Processing
On this page
Processing Overview
For born digital materials at the WVRHC, processing is the act of turning the Submission Information Package (SIP) into an Archival Information Package (AIP) and Dissemination Information Package (DIP). An AIP is the set of files and metadata that will be put into preservation storage while a DIP is the set of files that will be made available to a user. Typically, at the WVRHC, AIPs and DIPs are identical unless the file formats present in the original collection are unfriendly to users, there are materials that require redaction, or there are materials that are restricted by the donor. The act of processing materials will identify files impacted by these considerations and outline methods of acting on the files.
Processing for a collection is initiated based on A&M unit priorities. Hybrid collections, or collections with both physical and digital media, require coordination between the Digital Archivist and individual processing the physical A&M collection to coordinate descriptive processes. Fully born digital collections are prioritized primarily by the Digital Archivist with the A&M unit providing input on which collections must be processed sooner based on donor commitments or loan agreements.

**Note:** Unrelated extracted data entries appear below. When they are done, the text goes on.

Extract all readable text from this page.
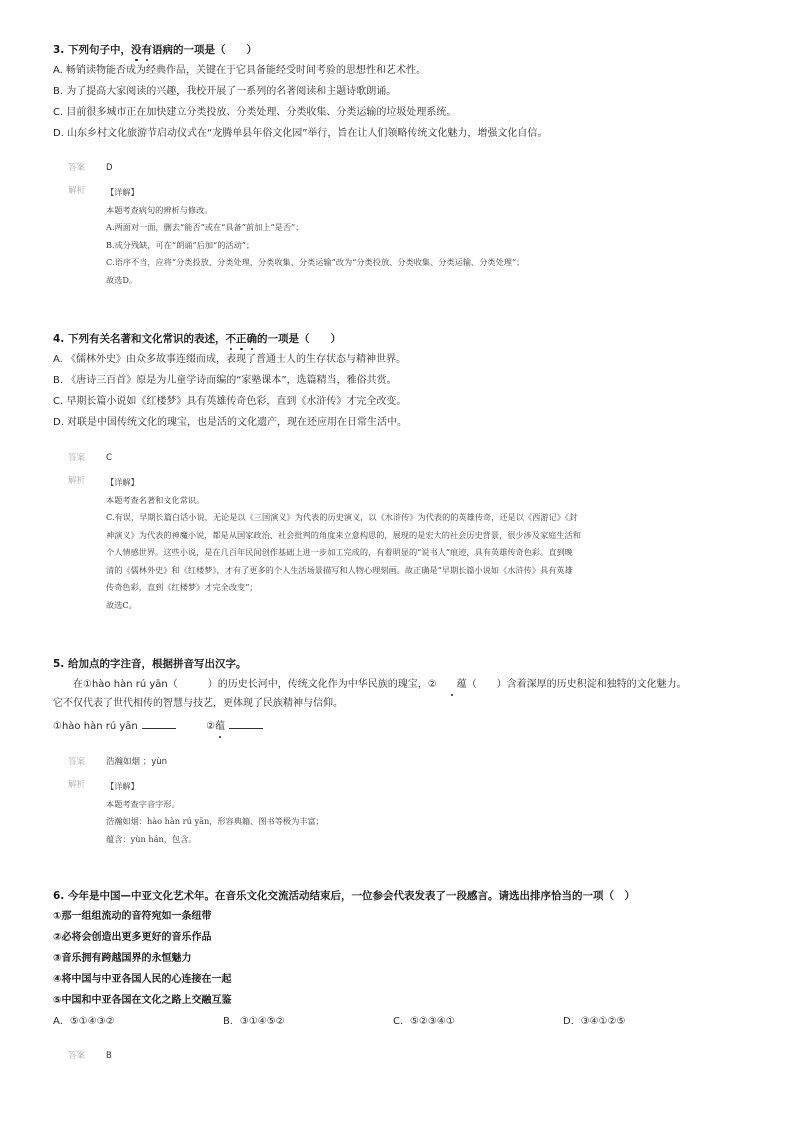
3. 下列句子中，没有语病的一项是（　　）
A. 畅销读物能否成为经典作品，关键在于它具备能经受时间考验的思想性和艺术性。
B. 为了提高大家阅读的兴趣，我校开展了一系列的名著阅读和主题诗歌朗诵。
C. 目前很多城市正在加快建立分类投放、分类处理、分类收集、分类运输的垃圾处理系统。
D. 山东乡村文化旅游节启动仪式在“龙腾单县年俗文化园”举行，旨在让人们领略传统文化魅力，增强文化自信。
答案	D
解析	【详解】
本题考查病句的辨析与修改。
A.两面对一面，删去“能否”或在“具备”前加上“是否”；
B.成分残缺，可在“朗诵”后加“的活动”；
C.语序不当，应将“分类投放、分类处理、分类收集、分类运输”改为“分类投放、分类收集、分类运输、分类处理”；
故选D。
4. 下列有关名著和文化常识的表述，不正确的一项是（　　）
A. 《儒林外史》由众多故事连缀而成，表现了普通士人的生存状态与精神世界。
B. 《唐诗三百首》原是为儿童学诗而编的“家塾课本”，选篇精当，雅俗共赏。
C. 早期长篇小说如《红楼梦》具有英雄传奇色彩，直到《水浒传》才完全改变。
D. 对联是中国传统文化的瑰宝，也是活的文化遗产，现在还应用在日常生活中。
答案	C
解析	【详解】
本题考查名著和文化常识。
C.有误，早期长篇白话小说，无论是以《三国演义》为代表的历史演义，以《水浒传》为代表的的英雄传奇，还是以《西游记》《封
神演义》为代表的神魔小说，都是从国家政治、社会批判的角度来立意构思的，展现的是宏大的社会历史背景，很少涉及家庭生活和
个人情感世界。这些小说，是在几百年民间创作基础上进一步加工完成的，有着明显的“说书人”痕迹，具有英雄传奇色彩。直到晚
清的《儒林外史》和《红楼梦》，才有了更多的个人生活场景描写和人物心理刻画。故正确是“早期长篇小说如《水浒传》具有英雄
传奇色彩，直到《红楼梦》才完全改变”；
故选C。
5. 给加点的字注音，根据拼音写出汉字。
在①hào hàn rú yān（　　　）的历史长河中，传统文化作为中华民族的瑰宝，② 蕴（　　）含着深厚的历史积淀和独特的文化魅力。
它不仅代表了世代相传的智慧与技艺，更体现了民族精神与信仰。
①hào hàn rú yān	②蕴
答案	浩瀚如烟 ；yùn
解析	【详解】
本题考查字音字形。
浩瀚如烟：hào hàn rú yān，形容典籍、图书等极为丰富；
蕴含：yùn hán，包含。
6. 今年是中国—中亚文化艺术年。在音乐文化交流活动结束后，一位参会代表发表了一段感言。请选出排序恰当的一项（　）
①那一组组流动的音符宛如一条纽带
②必将会创造出更多更好的音乐作品
③音乐拥有跨越国界的永恒魅力
④将中国与中亚各国人民的心连接在一起
⑤中国和中亚各国在文化之路上交融互鉴
A．⑤①④③②	B．③①④⑤②	C．⑤②③④①	D．③④①②⑤
答案	B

When digital material exists alongside records in other formats, it is important that decisions and actions in processing the digital material consider and respect the organization of the whole collection. This means that, where possible, processing decisions should stray away from isolating and placing born digital materials in a separate series and instead integrating description and processing of those materials into the larger organization of the collection. The general principles of archival theory and management (original order, provenance, aggregate description) apply to born digital materials to the same degree that they apply to analog materials. This means that, in most cases, materials will not have their files renamed nor will they be manually moved except in exceptional circumstances. These circumstances should always be documented.
Born digital materials already contain much of their own description and can be computationally processed in ways that analog materials cannot. Where possible, let computers do the tasks that they are best at and focus processing efforts on the tasks at which humans excel–namely, analysis of content and context. Arrangement and description work should typically focus on higher-level folders in a directory structure or on a piece of media as a whole, as determined during appraisal. Manual arrangement and description of individual files is the exception and should be undertaken only in extraordinary cases.
Processing Workflow
Before starting to process an accession, an Archives & Manuscript collection number is needed. Request a number from Accessioning Archivist or Head of Archives & Manuscripts. Once a collection number has been assigned, generate a resource record for the collection from the original accession. If adding an accession to an existing resource record/collection, simply link the accession record to the resource record.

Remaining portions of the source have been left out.